His "answer," as expressed in the game theoretic approach was to say, imagine that we assume that the actors do not have perfect foresight, but in the "matrix" know the number of possible (interdependent) outcomes, the likely pay-offs, the probabilities of selecting one of these outcomes given how the other agent is making his evaluation, etc., etc. Here the agents are given types and degrees of "knowledge sets." And if the analyst -- standing "outside" and "all knowing" about what the actors, respectively know, believe and evaluate -- knows all of this "data," he can then "predict" in this "constrained" situation what the outcomes must be (or in a probabliistic sense may most likely be).
Hence, the analyst is able to devise for himself a "point" or a "range" of determinate outcomes, given the knowledge and related assumptions he has "built into" the actors. Morgenstern's game theoretic approach may be contrasted with that of another "Austrian" who also was interested in thinking about the nature of interdependent human actions: Alfred Schutz and his development of Max Weber's "ideal type" method. It would take too long in this email to restate the entire Schutzian perspective and method. But let me say that Schutz's approach is more open-ended and "non-deterministic."
That is, he is interested in explaining how actors evolve and utilize situation and "action" ideal types of each other in social settings (at a moment in time and through time), and how these typifications provide degrees of social institutional "predictability" concerning what might be expected from others in various circumstances and interactive situations. But how the individual agents will apply this "social knowledge" is open to their free decision-making.

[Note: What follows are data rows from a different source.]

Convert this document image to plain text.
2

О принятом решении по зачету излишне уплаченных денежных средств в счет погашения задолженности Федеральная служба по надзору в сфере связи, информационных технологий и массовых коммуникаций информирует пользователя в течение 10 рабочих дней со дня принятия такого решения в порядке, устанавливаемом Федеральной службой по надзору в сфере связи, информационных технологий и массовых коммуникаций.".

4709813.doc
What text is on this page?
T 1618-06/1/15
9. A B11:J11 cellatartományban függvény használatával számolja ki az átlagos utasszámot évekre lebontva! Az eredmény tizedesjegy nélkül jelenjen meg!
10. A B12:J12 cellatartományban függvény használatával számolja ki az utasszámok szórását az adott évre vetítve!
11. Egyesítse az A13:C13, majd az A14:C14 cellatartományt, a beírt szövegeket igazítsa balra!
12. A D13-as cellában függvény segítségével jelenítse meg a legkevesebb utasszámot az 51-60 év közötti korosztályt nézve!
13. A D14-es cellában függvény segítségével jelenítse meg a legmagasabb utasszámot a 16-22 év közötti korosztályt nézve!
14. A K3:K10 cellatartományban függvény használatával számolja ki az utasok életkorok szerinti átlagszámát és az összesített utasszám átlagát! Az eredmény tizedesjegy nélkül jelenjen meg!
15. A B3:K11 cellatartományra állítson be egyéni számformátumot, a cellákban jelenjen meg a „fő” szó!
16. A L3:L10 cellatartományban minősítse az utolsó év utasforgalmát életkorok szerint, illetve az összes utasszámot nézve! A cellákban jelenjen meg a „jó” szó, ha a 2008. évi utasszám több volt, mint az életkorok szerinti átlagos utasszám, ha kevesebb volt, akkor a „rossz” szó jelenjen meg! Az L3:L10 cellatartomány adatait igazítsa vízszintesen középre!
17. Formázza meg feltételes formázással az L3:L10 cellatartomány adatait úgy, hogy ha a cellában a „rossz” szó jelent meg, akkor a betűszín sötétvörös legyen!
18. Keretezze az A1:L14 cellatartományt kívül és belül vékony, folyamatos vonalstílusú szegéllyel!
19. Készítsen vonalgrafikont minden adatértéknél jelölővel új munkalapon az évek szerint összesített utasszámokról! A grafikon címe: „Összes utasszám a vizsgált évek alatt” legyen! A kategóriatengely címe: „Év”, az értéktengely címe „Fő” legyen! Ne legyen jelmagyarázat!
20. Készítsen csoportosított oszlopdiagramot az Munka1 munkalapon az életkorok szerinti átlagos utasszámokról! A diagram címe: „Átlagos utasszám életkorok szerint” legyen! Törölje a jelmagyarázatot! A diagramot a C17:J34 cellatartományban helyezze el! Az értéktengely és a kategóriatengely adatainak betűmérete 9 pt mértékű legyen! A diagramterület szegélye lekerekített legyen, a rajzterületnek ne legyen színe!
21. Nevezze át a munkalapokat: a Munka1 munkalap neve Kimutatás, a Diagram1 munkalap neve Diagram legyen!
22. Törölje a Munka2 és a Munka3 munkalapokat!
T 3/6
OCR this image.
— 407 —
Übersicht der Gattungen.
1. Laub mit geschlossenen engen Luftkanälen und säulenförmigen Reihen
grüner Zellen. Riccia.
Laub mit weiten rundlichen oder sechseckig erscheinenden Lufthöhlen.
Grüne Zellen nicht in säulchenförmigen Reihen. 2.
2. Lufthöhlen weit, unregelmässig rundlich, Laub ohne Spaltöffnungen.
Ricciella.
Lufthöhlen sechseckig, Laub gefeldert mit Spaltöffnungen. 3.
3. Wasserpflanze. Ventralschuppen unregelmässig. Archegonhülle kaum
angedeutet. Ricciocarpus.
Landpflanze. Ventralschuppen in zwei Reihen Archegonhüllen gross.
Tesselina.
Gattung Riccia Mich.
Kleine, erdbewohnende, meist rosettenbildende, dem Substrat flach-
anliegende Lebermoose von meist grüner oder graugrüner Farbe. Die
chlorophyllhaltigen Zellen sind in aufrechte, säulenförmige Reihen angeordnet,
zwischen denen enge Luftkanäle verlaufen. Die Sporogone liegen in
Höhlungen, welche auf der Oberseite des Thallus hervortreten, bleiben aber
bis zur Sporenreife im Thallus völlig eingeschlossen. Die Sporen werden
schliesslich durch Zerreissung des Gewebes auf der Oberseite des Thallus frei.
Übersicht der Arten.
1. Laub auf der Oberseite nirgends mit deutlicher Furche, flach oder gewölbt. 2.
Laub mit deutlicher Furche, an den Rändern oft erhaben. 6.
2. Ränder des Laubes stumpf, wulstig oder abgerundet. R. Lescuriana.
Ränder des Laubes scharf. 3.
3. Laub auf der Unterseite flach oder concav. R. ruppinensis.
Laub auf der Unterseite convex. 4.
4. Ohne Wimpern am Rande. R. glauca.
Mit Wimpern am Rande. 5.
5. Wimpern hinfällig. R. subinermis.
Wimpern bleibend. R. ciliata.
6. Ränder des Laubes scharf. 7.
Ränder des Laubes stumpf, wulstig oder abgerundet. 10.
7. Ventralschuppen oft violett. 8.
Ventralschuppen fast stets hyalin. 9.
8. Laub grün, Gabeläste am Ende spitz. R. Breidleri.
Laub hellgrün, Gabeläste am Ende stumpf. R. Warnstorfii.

If I may suggest an analogy in contrasting these two approaches. James Buchanan and others have made the distinction between "end-dependent" and "end-independent" rules. End-dependent rules are designed to assure that the actions of the agents tend to and result in a particular outcome or set of outcomes. End-independent rules are meant to provide general guidelines of what type of conduct is or is not permissable in various situations; but what outcomes are likely or will occur is not knowable, because that will depend on the particular goals and plans of the individual agents. This distinction in these type of "rules" has sometimes been called "end-state" vs "process."
Morgenstern's method of studying action under conditions of limited, but defined knowledge, was concerned with explaining the logic of a set of decisions that then leads to a particular outcome, or a narrow set of possible and anticipatable outcomes. I.e., end-state oriented. Schutz's alternative approach is concerned with the analyzing the social and institutional knowledge conditions, in the context of which we may better understand how and why it is possible for individuals to act (with degrees of success) in inherently interdependent situations, regardless of the particular plans and desired outcomes that motivate the actual actions of others. I.e., process-oriented.
Thus, both Morgenstern and Schutz began with the "Austrian" problem-set (imperfect knowledge, action, intentionality, interdependent minds in social and market situations). But their method of attack differed, due to the type of answers they considered important to obtain.